Carl: There might be scenarios even better than that, better than one generation of continued existence that I would still count as doom. We can talk about those. But several generations of thriving, and then we discover how to interface computers into our brains, and we all become weird cyborgs. And then we go out into space and we create weird cyborg civilizations. That would be fine.

Liron: I'm actually curious about this because, what if the weird cyborgs kind of hand over control to AI? That's like, you kind of forget that it was human. And it's really largely just about conquering and optimizing, but it sometimes makes whole art projects. At what point do you feel like the value is lost compared to preserved?

Carl: It's quantitative. At what point do you feel like one turns into zero? Where does it disappear?

Liron: I mean, would you be on the same page as me where it's like, well, you can assign different metrics. So one would be like, artistic beauty, and one would be like, emotion.

Carl: I'm good with all those things. I just don't. I'm a little worried about imminent doom.

Liron: That's also what I told Robin Hanson when he floated an argument like this. I'm like, yeah, Robin, this is a fair question. And you could probably keep pushing me to accept more things that are inhuman, but I don't think you can push me all the way to, so let's all die today so that this could happen.

Carl: I mean, Robin has done yeoman work and trying to figure it out, but we really have a hard time understanding the boundaries of post human civilization.

Liron: And also, I should clarify. Robin's answer wasn't like, no, you should die today. His answer was like, oh, I don't even think you're going to die today. I think that's a false concern. So that's where that discussion went.

Credibility and Technical Knowledge

Liron: So one thing I want to do is appropriate credibility for my guests whenever I can. I've done this before. Professor David Duvenaud, University of Toronto, won a bunch of awards. One of the top researchers. He had best paper, investment offices. And I had him on the show, and I was like, all this stuff that I'm spouting as a podcaster with zero credibility. He agreed with a lot of it.

Carl: You're interviewing me, a non podcaster, with even less credibility.

Liron: I would argue you have more credibility. And actually, there was a conversation that stuck in my mind from a year ago, where the notorious Beff Jezos, who's a guy who leads the accelerationist movement, he was trying to do basically an ad hominem attack on people who believe in AI Doom. He was saying the only way you can understand AI Doom is if you have a deep background. And he ticked off seven things...

Carl: Thermodynamics and topos theory. And I forget what the other ones were, but yeah, I know all that stuff.

Liron: So you came into the thread like a boss. You're like, hey, I actually know all of this stuff, and I can just confirm that the stuff the Doomers are saying, it checks out in accordance with all these theories.

Carl: Yeah, I know all that stuff, and it checks out in accordance with all those theories.

Liron: Well, you guys heard it here on Doom Debates. Take it from the guests.

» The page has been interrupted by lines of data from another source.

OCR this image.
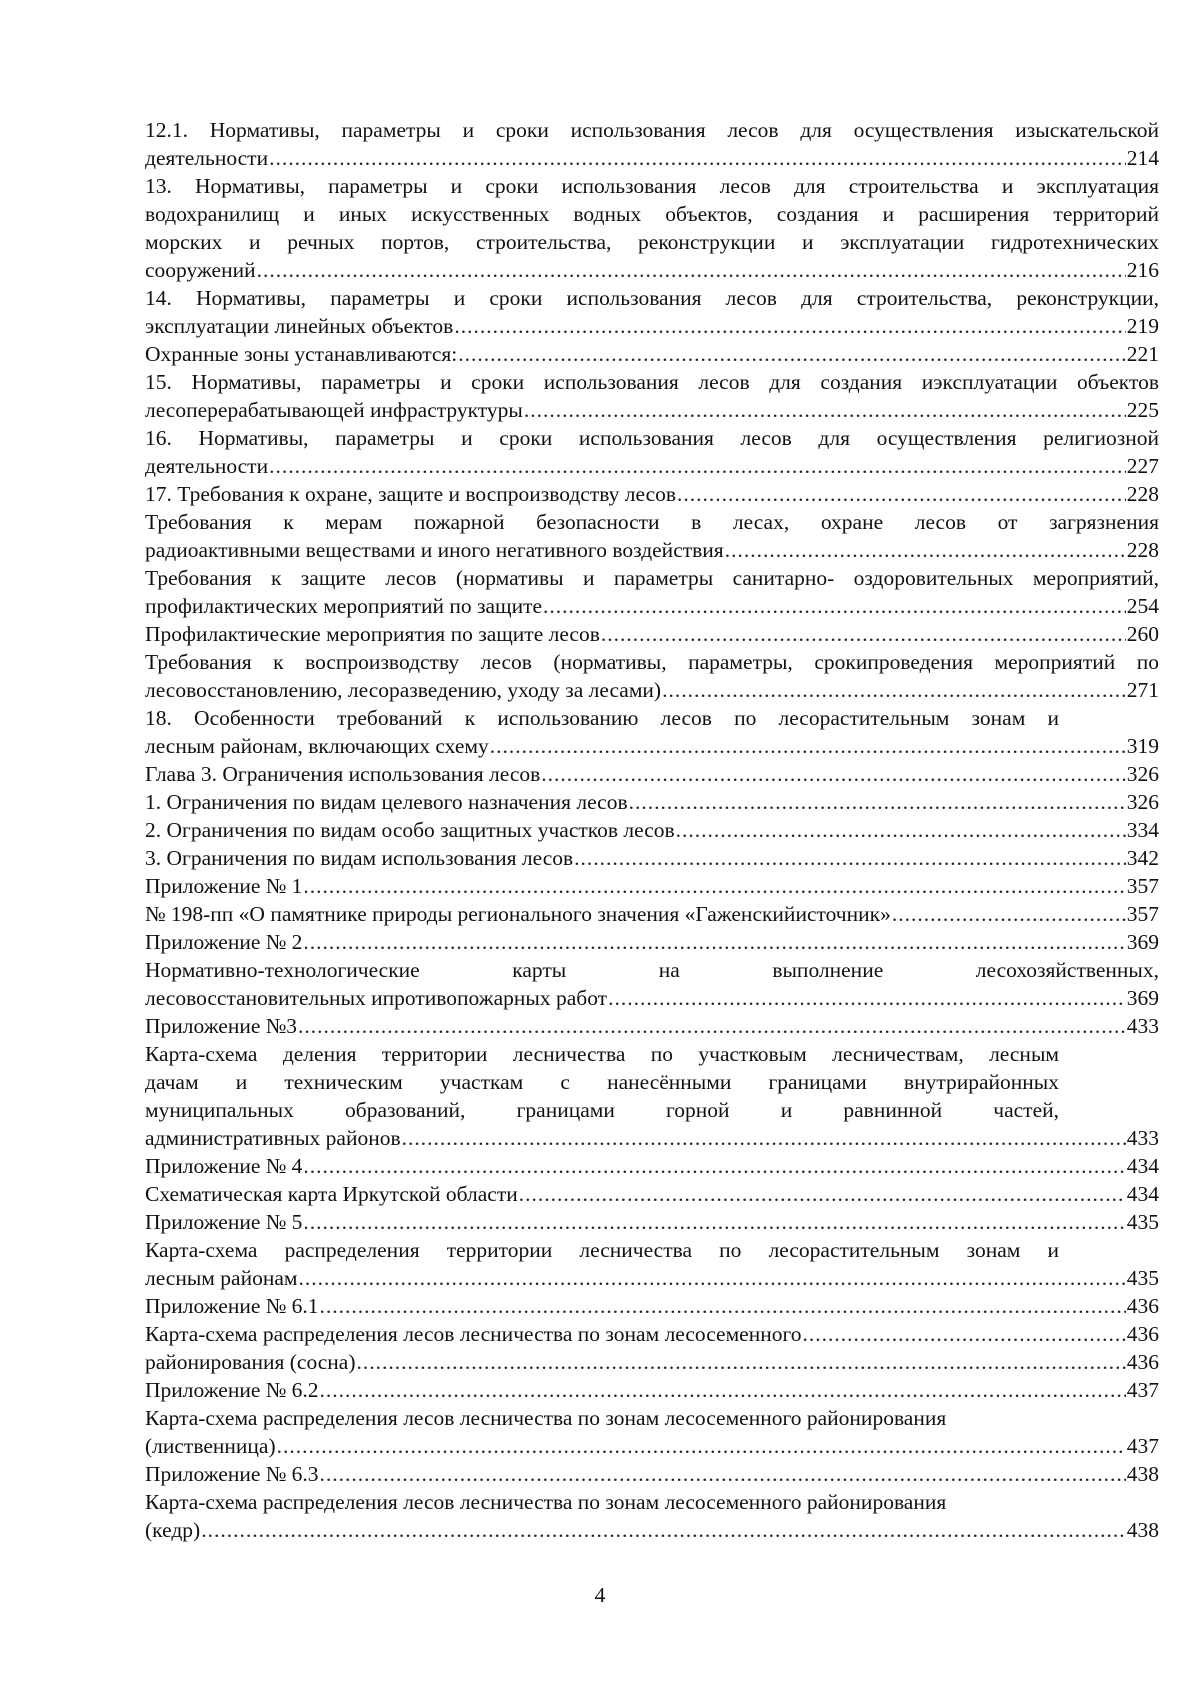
12.1. Нормативы, параметры и сроки использования лесов для осуществления изыскательской
деятельности .....	214
13. Нормативы, параметры и сроки использования лесов для строительства и эксплуатация
водохранилищ и иных искусственных водных объектов, создания и расширения территорий
морских и речных портов, строительства, реконструкции и эксплуатации гидротехнических
сооружений .....	216
14. Нормативы, параметры и сроки использования лесов для строительства, реконструкции,
эксплуатации линейных объектов .....	219
Охранные зоны устанавливаются: .....	221
15. Нормативы, параметры и сроки использования лесов для создания иэксплуатации объектов
лесоперерабатывающей инфраструктуры .....	225
16. Нормативы, параметры и сроки использования лесов для осуществления религиозной
деятельности .....	227
17. Требования к охране, защите и воспроизводству лесов .....	228
Требования к мерам пожарной безопасности в лесах, охране лесов от загрязнения
радиоактивными веществами и иного негативного воздействия .....	228
Требования к защите лесов (нормативы и параметры санитарно- оздоровительных мероприятий,
профилактических мероприятий по защите .....	254
Профилактические мероприятия по защите лесов .....	260
Требования к воспроизводству лесов (нормативы, параметры, срокипроведения мероприятий по
лесовосстановлению, лесоразведению, уходу за лесами) .....	271
18. Особенности требований к использованию лесов по лесорастительным зонам и
лесным районам, включающих схему .....	319
Глава 3. Ограничения использования лесов .....	326
1. Ограничения по видам целевого назначения лесов .....	326
2. Ограничения по видам особо защитных участков лесов .....	334
3. Ограничения по видам использования лесов .....	342
Приложение № 1 .....	357
№ 198-пп «О памятнике природы регионального значения «Гаженскийисточник» .....	357
Приложение № 2 .....	369
Нормативно-технологические карты на выполнение лесохозяйственных,
лесовосстановительных ипротивопожарных работ .....	369
Приложение №3 .....	433
Карта-схема деления территории лесничества по участковым лесничествам, лесным
дачам и техническим участкам с нанесёнными границами внутрирайонных
муниципальных образований, границами горной и равнинной частей,
административных районов .....	433
Приложение № 4 .....	434
Схематическая карта Иркутской области .....	434
Приложение № 5 .....	435
Карта-схема распределения территории лесничества по лесорастительным зонам и
лесным районам .....	435
Приложение № 6.1 .....	436
Карта-схема распределения лесов лесничества по зонам лесосеменного .....	436
районирования (сосна) .....	436
Приложение № 6.2 .....	437
Карта-схема распределения лесов лесничества по зонам лесосеменного районирования
(лиственница) .....	437
Приложение № 6.3 .....	438
Карта-схема распределения лесов лесничества по зонам лесосеменного районирования
(кедр) .....	438
4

This is definitely a real thing to worry about. And Beff Jezos is tripping.

Communication About Doom

Liron: Okay, what do you think about communication in general about doom? As you survey the landscape of podcasts, I know you're a listener to Doom Debates. What do you think about the landscape in general?

Carl: I am the worst possible person asked that question. I know nothing about communicating with large numbers of people. My ideas are crazy, and when I tell people about them, they are horrified.

Liron: But don't you think they've been getting less crazy now? Don't you think the environment is finally getting more receptive?

Carl: Reality is catching up with me.

Liron: I think we all know if you were to bring up AI doom 10 years ago, five years ago, it'd be like, okay, weirdo, nobody's even talking about it. I think people do actually sense, yes, you're still crazy, but you're crazy in a way. You're not like Bozo the Clown. You're like a goth. Like, I've seen goth, so dressed in all black. So you're crazy in a known way, the counterculture is now assembling. And soon, hopefully, the counterculture will become the mainstream culture.

Liron: In the case of doom debates, the reason I started the show is because I look around at all these other shows and they have what you call the missing mood. So, like, occasionally they talk on like, hey, some people think we're doomed. Occasionally they interview somebody who's written AI doom research, but then they'll do another episode and they'll just go, the whole episode being like, oh, yeah, the tech industry. How's prompt engineering going to work?

Carl: Pay for Social Security in the 2040s.

Liron: In the 2040s, exactly. What, 2040s. So there's a missing mood where, when you look at other shows, they keep forgetting that P(Doom) is high.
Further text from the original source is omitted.